核心概念
Evaluation of privacy impact from non-private pre-processing in machine learning pipelines.
要約
The content discusses the overlooked privacy cost of data-dependent pre-processing in differentially private machine learning pipelines. It introduces a framework using Smooth DP and sensitivity analysis for pre-processing algorithms. The impact of common pre-processing techniques like deduplication, quantization, data imputation, and PCA on overall privacy guarantees is evaluated. The article also explores the necessity of conducting privacy analysis across the entire ML pipeline and proposes a PTR-inspired framework for unconditional privacy guarantees.
Abstract:
- Proposes a framework to evaluate additional privacy cost from non-private data-dependent pre-processing.
- Introduces technical notions: Smooth DP and sensitivity analysis for pre-processing algorithms.
- Evaluates impact of common pre-processing techniques on overall privacy guarantees.
Introduction:
- Discusses growing emphasis on user data privacy with Differential Privacy (DP).
- Highlights standard practices like data imputation, deduplication, and dimensionality reduction in ML.

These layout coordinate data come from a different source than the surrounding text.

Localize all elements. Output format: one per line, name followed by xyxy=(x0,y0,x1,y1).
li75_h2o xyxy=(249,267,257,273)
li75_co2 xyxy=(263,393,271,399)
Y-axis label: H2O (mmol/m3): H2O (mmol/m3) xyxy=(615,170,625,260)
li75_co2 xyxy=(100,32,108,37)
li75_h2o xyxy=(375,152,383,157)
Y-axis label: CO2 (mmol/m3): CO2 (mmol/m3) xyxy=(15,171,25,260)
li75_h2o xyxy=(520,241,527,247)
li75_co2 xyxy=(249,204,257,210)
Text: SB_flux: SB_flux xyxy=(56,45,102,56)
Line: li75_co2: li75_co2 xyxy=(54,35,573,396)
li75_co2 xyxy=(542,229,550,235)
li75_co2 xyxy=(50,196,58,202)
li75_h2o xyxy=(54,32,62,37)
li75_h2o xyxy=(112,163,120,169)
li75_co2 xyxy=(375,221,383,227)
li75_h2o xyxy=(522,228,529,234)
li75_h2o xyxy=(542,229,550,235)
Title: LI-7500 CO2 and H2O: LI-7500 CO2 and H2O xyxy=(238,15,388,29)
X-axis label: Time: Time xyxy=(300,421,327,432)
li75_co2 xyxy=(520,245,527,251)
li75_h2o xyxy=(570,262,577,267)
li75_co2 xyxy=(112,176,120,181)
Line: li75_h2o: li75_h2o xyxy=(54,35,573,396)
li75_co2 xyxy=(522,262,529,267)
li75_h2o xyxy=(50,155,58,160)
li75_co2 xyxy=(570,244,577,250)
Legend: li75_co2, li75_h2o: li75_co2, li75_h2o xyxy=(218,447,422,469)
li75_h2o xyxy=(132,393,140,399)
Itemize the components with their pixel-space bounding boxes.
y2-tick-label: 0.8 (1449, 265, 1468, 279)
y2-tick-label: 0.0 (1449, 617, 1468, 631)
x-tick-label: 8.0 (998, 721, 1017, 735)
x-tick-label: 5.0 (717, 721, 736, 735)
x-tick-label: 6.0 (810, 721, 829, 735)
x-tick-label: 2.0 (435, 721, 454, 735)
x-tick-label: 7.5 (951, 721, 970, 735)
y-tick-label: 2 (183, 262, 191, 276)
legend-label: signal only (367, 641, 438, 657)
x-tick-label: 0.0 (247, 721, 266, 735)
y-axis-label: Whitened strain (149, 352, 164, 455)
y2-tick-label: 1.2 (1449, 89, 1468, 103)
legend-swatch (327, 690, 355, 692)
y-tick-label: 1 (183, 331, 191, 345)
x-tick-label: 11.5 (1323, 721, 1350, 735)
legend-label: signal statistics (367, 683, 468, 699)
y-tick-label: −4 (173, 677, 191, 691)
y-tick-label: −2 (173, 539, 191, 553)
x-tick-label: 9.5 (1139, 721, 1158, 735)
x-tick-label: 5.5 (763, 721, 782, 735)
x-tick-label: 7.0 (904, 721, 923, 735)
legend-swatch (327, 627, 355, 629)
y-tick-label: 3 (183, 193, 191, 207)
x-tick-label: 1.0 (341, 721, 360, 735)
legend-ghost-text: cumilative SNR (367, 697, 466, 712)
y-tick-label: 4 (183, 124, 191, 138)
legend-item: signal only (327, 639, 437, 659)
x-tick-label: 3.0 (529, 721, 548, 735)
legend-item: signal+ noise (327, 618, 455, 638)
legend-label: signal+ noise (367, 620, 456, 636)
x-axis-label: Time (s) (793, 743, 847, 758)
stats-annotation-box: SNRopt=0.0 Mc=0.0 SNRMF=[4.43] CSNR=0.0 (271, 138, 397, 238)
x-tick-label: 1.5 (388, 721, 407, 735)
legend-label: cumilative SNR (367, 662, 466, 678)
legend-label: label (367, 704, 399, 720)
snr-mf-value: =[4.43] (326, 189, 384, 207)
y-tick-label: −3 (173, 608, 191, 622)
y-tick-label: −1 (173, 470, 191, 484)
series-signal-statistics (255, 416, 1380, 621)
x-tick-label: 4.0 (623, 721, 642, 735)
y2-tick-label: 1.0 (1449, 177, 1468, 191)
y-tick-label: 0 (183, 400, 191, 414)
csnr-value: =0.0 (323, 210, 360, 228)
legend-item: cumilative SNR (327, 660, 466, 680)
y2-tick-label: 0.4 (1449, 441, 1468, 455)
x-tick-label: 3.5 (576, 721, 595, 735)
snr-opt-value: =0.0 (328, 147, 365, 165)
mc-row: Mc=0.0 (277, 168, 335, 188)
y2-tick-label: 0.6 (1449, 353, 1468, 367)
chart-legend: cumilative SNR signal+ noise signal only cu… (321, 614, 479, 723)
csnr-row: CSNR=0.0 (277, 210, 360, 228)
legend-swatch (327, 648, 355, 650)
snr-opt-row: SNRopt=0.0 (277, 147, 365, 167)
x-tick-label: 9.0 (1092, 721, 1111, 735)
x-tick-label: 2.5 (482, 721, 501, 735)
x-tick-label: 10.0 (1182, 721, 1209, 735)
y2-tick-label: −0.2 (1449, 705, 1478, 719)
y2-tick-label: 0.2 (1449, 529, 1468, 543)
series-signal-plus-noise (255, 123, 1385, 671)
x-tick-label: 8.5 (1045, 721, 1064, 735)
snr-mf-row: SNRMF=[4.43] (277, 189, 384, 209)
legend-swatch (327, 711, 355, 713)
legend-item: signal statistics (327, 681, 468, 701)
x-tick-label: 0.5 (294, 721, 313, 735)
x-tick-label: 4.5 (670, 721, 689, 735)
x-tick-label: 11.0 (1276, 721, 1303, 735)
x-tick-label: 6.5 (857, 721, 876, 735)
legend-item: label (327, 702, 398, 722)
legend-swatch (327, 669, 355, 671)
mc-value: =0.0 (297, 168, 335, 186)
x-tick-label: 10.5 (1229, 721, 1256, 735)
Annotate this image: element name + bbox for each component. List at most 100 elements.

- Explores challenges to privacy guarantee due to dependencies introduced by pre-processing.
Data Extraction:
- "A straightforward method to derive privacy guarantees for this pipeline is to use group privacy where the size of the group can be as large as the size of the dataset."

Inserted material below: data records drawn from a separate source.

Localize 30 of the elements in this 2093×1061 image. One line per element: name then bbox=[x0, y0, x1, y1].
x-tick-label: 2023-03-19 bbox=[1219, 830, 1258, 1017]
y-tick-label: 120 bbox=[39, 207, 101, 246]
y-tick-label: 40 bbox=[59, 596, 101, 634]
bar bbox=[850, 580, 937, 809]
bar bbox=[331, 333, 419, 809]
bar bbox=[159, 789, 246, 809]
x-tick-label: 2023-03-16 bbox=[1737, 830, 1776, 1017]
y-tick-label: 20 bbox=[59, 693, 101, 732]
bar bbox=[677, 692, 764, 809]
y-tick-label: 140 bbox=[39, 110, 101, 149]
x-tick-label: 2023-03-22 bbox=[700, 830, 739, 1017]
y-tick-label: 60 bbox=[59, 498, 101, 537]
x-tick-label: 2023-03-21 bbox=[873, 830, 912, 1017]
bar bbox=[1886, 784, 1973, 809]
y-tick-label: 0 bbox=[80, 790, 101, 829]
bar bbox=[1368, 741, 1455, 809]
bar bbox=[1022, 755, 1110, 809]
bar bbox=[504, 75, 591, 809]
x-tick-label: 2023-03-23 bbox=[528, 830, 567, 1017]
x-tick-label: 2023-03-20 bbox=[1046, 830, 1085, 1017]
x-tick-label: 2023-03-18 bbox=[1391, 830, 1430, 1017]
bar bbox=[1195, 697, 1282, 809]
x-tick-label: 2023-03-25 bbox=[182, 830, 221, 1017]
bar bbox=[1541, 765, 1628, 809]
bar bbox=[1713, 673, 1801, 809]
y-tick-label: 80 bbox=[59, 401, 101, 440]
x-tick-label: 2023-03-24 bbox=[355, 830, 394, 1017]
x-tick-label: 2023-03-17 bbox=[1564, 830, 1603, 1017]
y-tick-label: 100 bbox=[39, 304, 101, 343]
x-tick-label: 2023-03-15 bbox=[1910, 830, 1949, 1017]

- "In contrast, Table 2 demonstrates that the RDP parameter ε of most private mechanisms increases to O(τε) for SRDP."
Quotations:
- "Our work shows that the overall privacy cost of pre-processed DP pipeline can be bounded with minimal degradation in privacy guarantee."
統計
A straightforward method to derive privacy guarantees for this pipeline is to use group privacy where the size of the group can be as large as the size of the dataset.
In contrast, Table 2 demonstrates that the RDP parameter ε of most private mechanisms increases to O(τε) for SRDP.
引用
"Our work shows that the overall privacy cost of pre-processed DP pipeline can be bounded with minimal degradation in privacy guarantee."